Luzzu

Parece obvio que la historia de los luzzu —pequeñas embarcaciones de pesca tradicional que faenan en la isla de Malta— y su deriva, cercana a la desaparición, es del mayor interés para su director, Alex Camilleri; este se ocupa, además, del guion, montaje y producción de la misma. Hombre sobradamente capaz, dirige con pulso firme a un elenco de actores no profesionales, a excepción de la pareja protagonista, Jesmark Sciluna y Michela Farrugia.

El poliédrico relato sigue el hilo conductor de una joven pareja que acaba de tener su primer hijo. Él, es pescador artesanal; ella, mantiene empleos precarios en la hostelería de la isla.  Los ingresos en el hogar no alcanzan. Si a esto añadimos que el bebé no crece según los percentiles, el conflicto está servido. Para colmo de males, el luzzu no podrá faenar durante algún tiempo: una vía de agua lo lleva al varadero. ¿Qué hacer para conseguir más dinero con que alimentar adecuadamente a la criatura?

De un panorama en apariencia prosaico, el autor extrae notables capturas, por utilizar un símil marinero. ¿Hasta qué punto continuar con la tradición familiar cuando las prioridades pasan a ser otras? ¿En qué medida las autoridades de la UE protegen los intereses de la pesca artesanal frente a las grandes industrias? ¿Son los mismos pescadores un grupo compacto en defensa de estos, o atienden a cuestiones personales cuando la necesidad atenaza? ¿Y los vigilantes, intermediarios, funcionarios, hosteleros, consumidores, no formamos todos parte del mismo problema? A saber, el expolio de los mares, la escasez de capturas, el descenso de la biodiversidad. Comenzando por el turista —motor de ese enorme y dorado negocio capaz de trasladar a cualquier hijo de vecino al país más lejano, sentarlo frente a la costa y poner ante él un plato de suculento pescado “fresco”: alguien ha de pagarlo— hasta llegar a la empresa de congelado o la factoría flotante; o el comercial, que desde su oficina ignora a qué huele el pescado; el subastero a pie de lonja, o los profesionales que no respetan las vedas.
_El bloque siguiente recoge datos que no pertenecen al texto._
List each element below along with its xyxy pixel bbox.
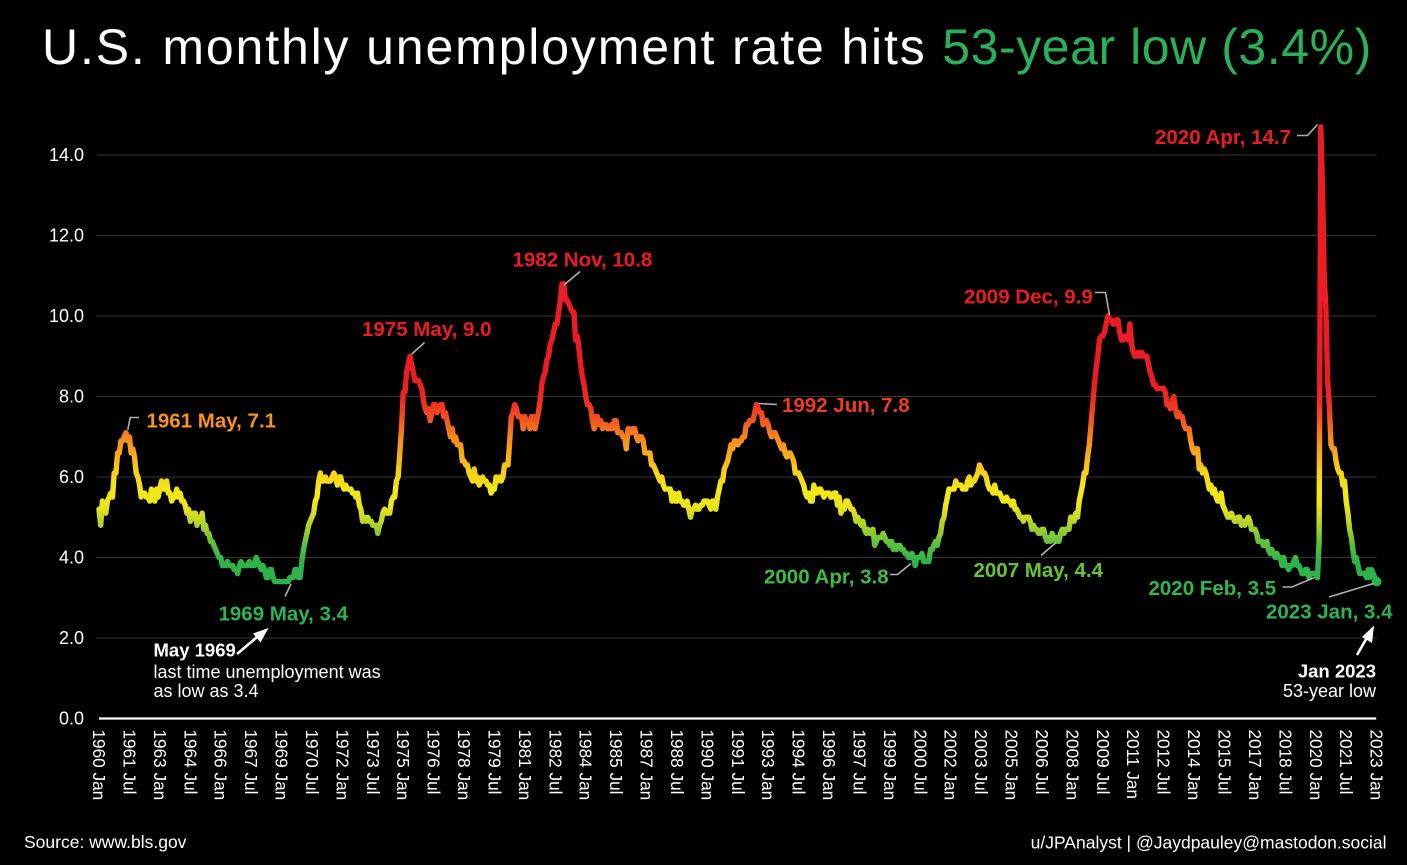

También quienes las respetan y se ven perjudicados por los anteriores.

La película tiene la virtud de poner el foco en el joven marinero, quién, a diferencia del pescador de El viejo y el mar, únicamente renunciando a su honestidad es capaz de salir adelante para, en última instancia, ser comido por los tiburones del negocio. “Entra salmón y sale atún” escucha Jes, el patrón, en boca del cínico tratante que lo llevará a medrar en esas aguas revueltas. A cambio, se resignará a dejar de lado la tradición familiar para “estar dispuesto a todo”, como le exigen. El marco, un inmenso portacontenedores donde cabría la producción entera de la isla de Malta durante varios años.

Aunque, para consuelo —pobre— de los profesionales europeos del mar, siempre haya quién esté en peor situación. Así ocurre con aquellos que proceden de Asia o África, y deben resignarse a vivir en los barcos donde faenan por carecer de papeles, aun siendo imprescindibles en el negocio.

Es bueno que la historia acabe mal, de otro modo no sería creíble: los caladeros se agotan, los peces se acaban. Y, como argumenta quien pasa a ser el nuevo patrón de nuestro protagonista: “¿acaso no lees?, pues deberías. ¿Qué harás dentro de veinte años, cuando la temperatura del agua haya subido y no quede ningún pez?" Pues eso.

Confiemos al menos en que estas hermosas embarcaciones embellezcan alguna rotonda. En Vigo ocurre.